Yields on leveraged ETFs are skewed

A leveraged publicly traded investment fund is a fund that uses financial derivatives and debt to boost the returns of an underlying index. Some publicly traded investment funds with double or triple leverage may lose more than double or triple the index tracked. These types of speculative investments need to be carefully evaluated. If the ETF is held for a long period of time, the actual loss can multiply rapidly.

Investment fund, for whom?

The offer in terms of investment funds is very diverse, and it is therefore a financial instrument that suits all profiles of traders. The funds are suitable for beginners, who can buy diversified portfolios in one transaction instead of taking the risk of choosing the stocks to invest in themselves. Experienced traders will also be interested in diversification, in order to complete their riskier trading operations on other instruments.

Investment funds are also suitable for short-term traders, thanks to continuously traded funds (ETFs), as well as long-term traders, who will be able to choose an index fund to replicate the performance of an index over many years. It is a method that statistically allows you to achieve a positive return for sure, if the investment horizon is 10 years or more.

How do I make money with an investment fund?

Investment funds can provide two types of gains: capital and distribution.

Capital gains come from the profit you could make by reselling your shares in the fund. Note that it is also possible to suffer a capital loss.

Distribution gains come from dividends, interest, capital gains and various other income generated by the investment fund. These gains may be affected in cash or reinvested in the fund.

To make money with an investment fund, you will need to know if you want to focus on income, which is safer but offers a lower return, or to focus on capital gains, which can be very large, with the consideration of a loss risk also significant.

Conclusion: Should we invest in an investment fund in 2020?
While the most obvious advantage of investment funds is diversification, they have other key advantages, whether for beginner traders or seasoned investors, for short- or long-term time horizons.

The legal forms of different investment funds are diverse, but we have seen in this guide that exchange-traded funds, also known as publicly traded investment funds, or ETFs, are by far the most convenient and the most advantage-like.

Frequently Asked Questions

When should I start investing in investment funds?

A Chinese proverb says that the best time to plant a tree was 20 years ago. The second best moment is now. There is no reason to delay investments, as the long term is statistically the most profitable strategy in the markets.

Do investment funds invest only in equities?

There is a very wide diversity of investment funds: equities, bonds, commodities, cryptocurrencies or mixed funds.

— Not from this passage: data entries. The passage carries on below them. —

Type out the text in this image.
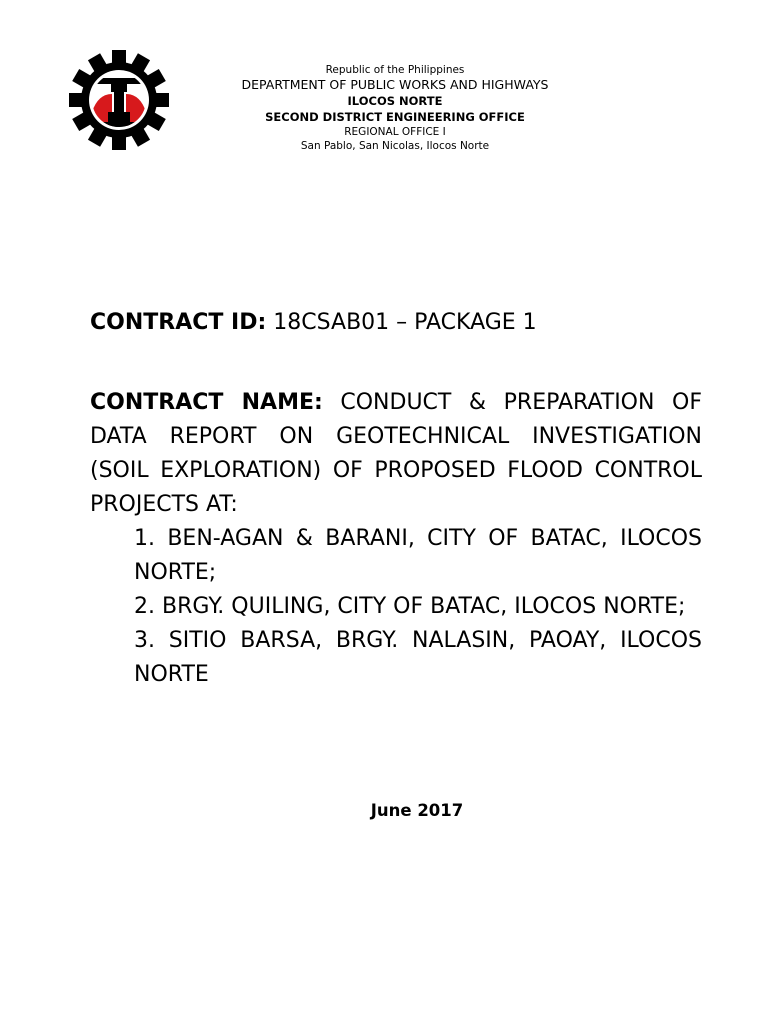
Republic of the Philippines
DEPARTMENT OF PUBLIC WORKS AND HIGHWAYS
ILOCOS NORTE
SECOND DISTRICT ENGINEERING OFFICE
REGIONAL OFFICE I
San Pablo, San Nicolas, Ilocos Norte
CONTRACT ID: 18CSAB01 – PACKAGE 1
CONTRACT NAME: CONDUCT & PREPARATION OF DATA REPORT ON GEOTECHNICAL INVESTIGATION (SOIL EXPLORATION) OF PROPOSED FLOOD CONTROL PROJECTS AT:
1. BEN-AGAN & BARANI, CITY OF BATAC, ILOCOS NORTE;
2. BRGY. QUILING, CITY OF BATAC, ILOCOS NORTE;
3. SITIO BARSA, BRGY. NALASIN, PAOAY, ILOCOS NORTE
June 2017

How do investment funds contribute to risk management?

Risks come in many forms. For example, if you own a share of a company, there is a price or market risk or company-specific risk. The action of this one company can decrease or even collapse. Investment funds help to address this risk through diversification.

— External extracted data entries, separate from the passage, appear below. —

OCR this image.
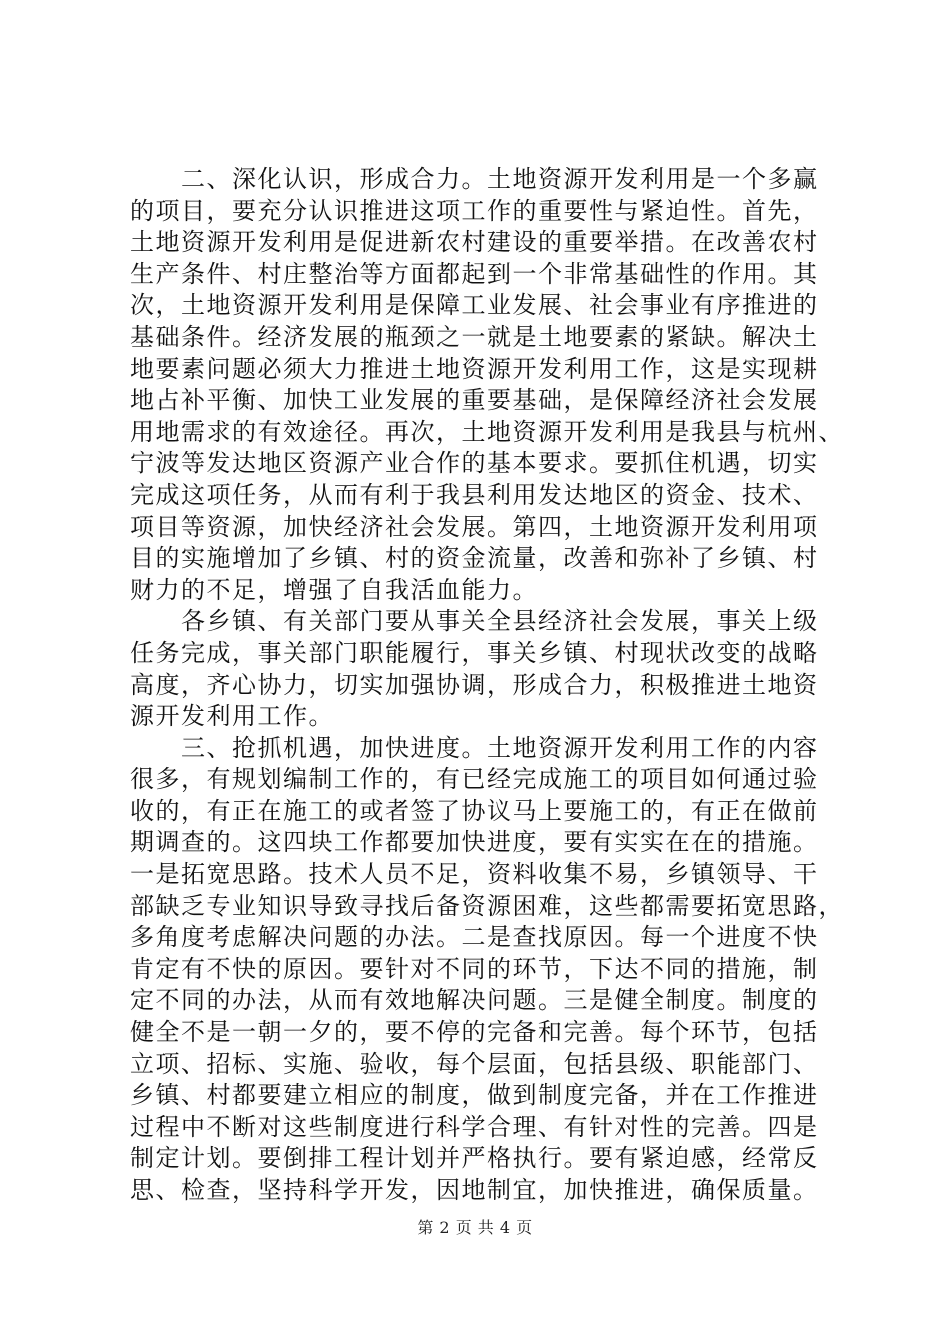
　　二、深化认识，形成合力。土地资源开发利用是一个多赢
的项目，要充分认识推进这项工作的重要性与紧迫性。首先，
土地资源开发利用是促进新农村建设的重要举措。在改善农村
生产条件、村庄整治等方面都起到一个非常基础性的作用。其
次，土地资源开发利用是保障工业发展、社会事业有序推进的
基础条件。经济发展的瓶颈之一就是土地要素的紧缺。解决土
地要素问题必须大力推进土地资源开发利用工作，这是实现耕
地占补平衡、加快工业发展的重要基础，是保障经济社会发展
用地需求的有效途径。再次，土地资源开发利用是我县与杭州、
宁波等发达地区资源产业合作的基本要求。要抓住机遇，切实
完成这项任务，从而有利于我县利用发达地区的资金、技术、
项目等资源，加快经济社会发展。第四，土地资源开发利用项
目的实施增加了乡镇、村的资金流量，改善和弥补了乡镇、村
财力的不足，增强了自我活血能力。
　　各乡镇、有关部门要从事关全县经济社会发展，事关上级
任务完成，事关部门职能履行，事关乡镇、村现状改变的战略
高度，齐心协力，切实加强协调，形成合力，积极推进土地资
源开发利用工作。
　　三、抢抓机遇，加快进度。土地资源开发利用工作的内容
很多，有规划编制工作的，有已经完成施工的项目如何通过验
收的，有正在施工的或者签了协议马上要施工的，有正在做前
期调查的。这四块工作都要加快进度，要有实实在在的措施。
一是拓宽思路。技术人员不足，资料收集不易，乡镇领导、干
部缺乏专业知识导致寻找后备资源困难，这些都需要拓宽思路，
多角度考虑解决问题的办法。二是查找原因。每一个进度不快
肯定有不快的原因。要针对不同的环节，下达不同的措施，制
定不同的办法，从而有效地解决问题。三是健全制度。制度的
健全不是一朝一夕的，要不停的完备和完善。每个环节，包括
立项、招标、实施、验收，每个层面，包括县级、职能部门、
乡镇、村都要建立相应的制度，做到制度完备，并在工作推进
过程中不断对这些制度进行科学合理、有针对性的完善。四是
制定计划。要倒排工程计划并严格执行。要有紧迫感，经常反
思、检查，坚持科学开发，因地制宜，加快推进，确保质量。
第 2 页 共 4 页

Are mutual funds all risky?

Each investment carries a risk, only its nature and degree vary. The same is true for investment funds. Not all mutual funds present the same risk in terms of return on investment. Some are very low risk, with low yields, while others are bolder, with the possibility of impressive gains.

How do I know which fund is best for me?

Once an investor has decided to invest in mutual funds, he must choose the fund in which he will invest. To do this, many criteria will have to be taken into account, which we detail in this guide.

Personal Finance Blog
Fair Warning: This website is in no way related to the previous site - it is a blog with general information & articles about finance.  No personal data such as emails, etc are ever collected.

The articles are placed for informational purposes only. It is a hub of information on personal finance topics such as loans, credit cards, mortgages, banking, savings, etc.